News / Opinion / Columns

Pitts: Don’t let the doorknob hit’cha on the way out

By Leonard Pitts Jr.
Published: November 16, 2020, 6:03am

Dear Price Wallace:

There was a time I would have reasoned with you. There was a time I might even have pleaded.

Back then, I’d have been shocked and appalled to see a Mississippi state lawmaker advocate secession from the Union as you did in a Twitter exchange with former state representative Robert Foster a few hours after the presidential election was called for Joe Biden.

As reported by Ashton Pittman of the Mississippi Free Press, Foster was going on about how Republicans will eventually accept the results of the 2020 election, but Democrats would “riot and burn their own cities to the ground” rather than accept a GOP victory.

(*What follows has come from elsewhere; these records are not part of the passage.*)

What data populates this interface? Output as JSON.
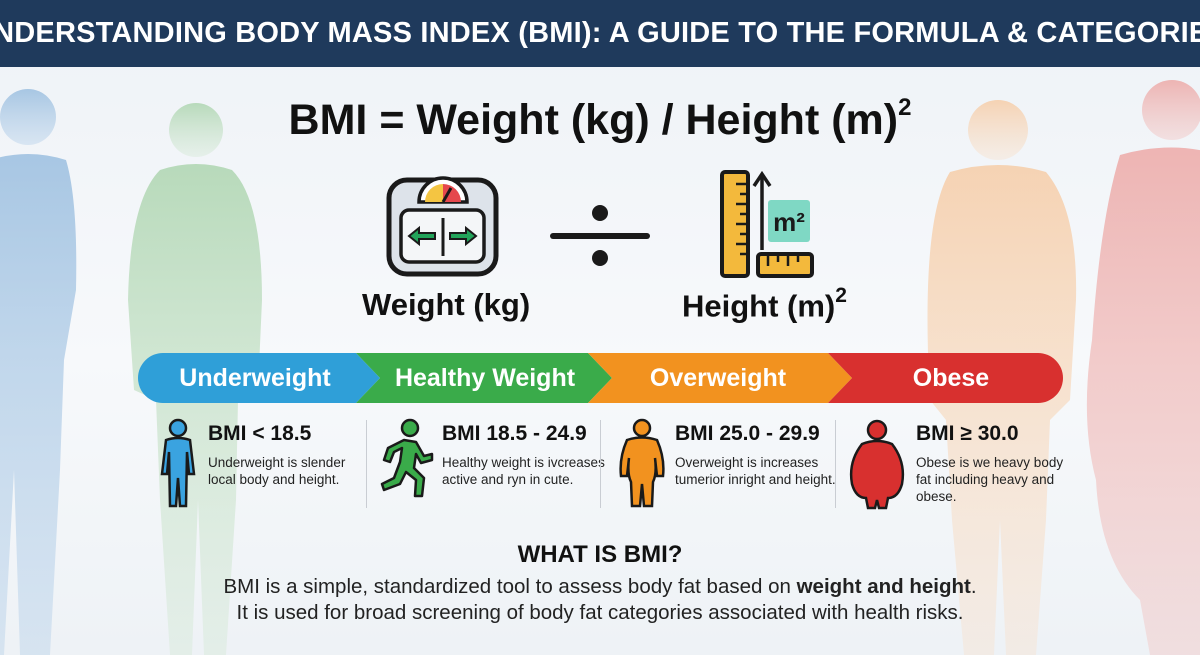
{
  "header": {
    "title": "UNDERSTANDING BODY MASS INDEX (BMI): A GUIDE TO THE FORMULA & CATEGORIES"
  },
  "formula": {
    "text": "BMI = Weight (kg) / Height (m)",
    "exponent": "2"
  },
  "weight": {
    "label": "Weight (kg)",
    "icon": "scale-icon"
  },
  "divide": {
    "icon": "divide-icon"
  },
  "height": {
    "label": "Height (m)",
    "exponent": "2",
    "icon": "ruler-icon",
    "badge": "m²"
  },
  "categories": [
    {
      "name": "Underweight",
      "color": "#2f9fd8",
      "range": "BMI < 18.5",
      "description": "Underweight is slender local body and height.",
      "icon": "standing-person-icon"
    },
    {
      "name": "Healthy Weight",
      "color": "#3aab4a",
      "range": "BMI 18.5 - 24.9",
      "description": "Healthy weight is ivcreases active and ryn in cute.",
      "icon": "running-person-icon"
    },
    {
      "name": "Overweight",
      "color": "#f2921f",
      "range": "BMI 25.0 - 29.9",
      "description": "Overweight is increases tumerior inright and height.",
      "icon": "heavier-person-icon"
    },
    {
      "name": "Obese",
      "color": "#d8302f",
      "range": "BMI ≥ 30.0",
      "description": "Obese is we heavy body fat including heavy and obese.",
      "icon": "obese-person-icon"
    }
  ],
  "what_is": {
    "title": "WHAT IS BMI?",
    "line1_before": "BMI is a simple, standardized tool to assess body fat based on ",
    "line1_bold": "weight and height",
    "line1_after": ".",
    "line2": "It is used for broad screening of body fat categories associated with health risks."
  }
}
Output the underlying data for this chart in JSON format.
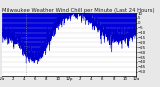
{
  "title": "Milwaukee Weather Wind Chill per Minute (Last 24 Hours)",
  "line_color": "#0000cc",
  "fill_color": "#0000dd",
  "background_color": "#e8e8e8",
  "plot_bg_color": "#ffffff",
  "grid_color": "#bbbbbb",
  "y_min": -54,
  "y_max": 10,
  "num_points": 1440,
  "title_fontsize": 3.8,
  "tick_fontsize": 2.8,
  "vline_pos": 0.18
}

That’s when you chimed in. “We need to succeed (sic) from the union and form our own country,” you said.

You’ve since apologized, saying you would “never support” what you had just supported. You’ll forgive me if I’m not persuaded.

Besides, in one sense, it doesn’t matter much if you secede by force of arms as your forebears tried, with such spectacular unsuccess, almost 160 years ago.

A case can be made that, in withdrawing from the unspoken covenants that make America America — for instance, refusing to promptly accept unfavorable election results — you and your ideological kin have already split from this country.

To which I can only respond: Bye-bye. Agitate the gravel. See ya in the funny papers. As we used to say in my neighborhood, don’t let the doorknob hit’cha where the good Lord split’cha.

There was a time I would never have said that. But your party’s coarseness, its avoidance of reality, its intellectual incontinence, have hardened me. Navigating its nonstop nonsense, its situational morality and constant appeals to our lowest selves, has required me to be colder toward folks like you than ever before.

I don’t mind telling you, I miss who I used to be.

That guy would have noted, as he did in this space in 2009 when then-Texas Gov. Rick Perry used the “s” word, that country should be “that which pulls us back together after everything else — politics, race, religion — has conspired to pull us apart.”

But where he said that, I say this:

Some of us are not terrorized by the specter of demographic change. If you are, there’s the door.

Some of us are trying to build an inclusive democracy where everyone has a voice and every voice is respected. If you aren’t, get to stepping.

Some of us are eager to address income inequality, climate change and systemic economic, cultural and police violence against marginalized peoples. If you aren’t, take a hike.

The Rockefeller Institute of Government reports that your state contributes just $18.6 billion a year to the federal treasury, yet receives from federal coffers some $37.5 billion. If you can find a better deal, by all means take it.

And, not for nothing, but some of us want to improve our schools so that every graduate can “succeed” at spelling “secede.” If you don’t, well . . . adios, arrivederci, au revoir.

Your friend Mr. Foster worries about Democrats burning cities. But here’s the thing: When you burn stone and glass, the damage is readily repaired. Remember the Minneapolis Target store that was wrecked in last summer’s uprising? Well, it’s already back up and running.

People like you and Foster, though, are burning more than stone and glass. You’re burning the country, your rhetoric, your rejection of covenant razing to the ground the principles and ideals that make America worth loving.

The damage that mob did to Target is just a memory now. The damage you’re doing to America will be with us for a while.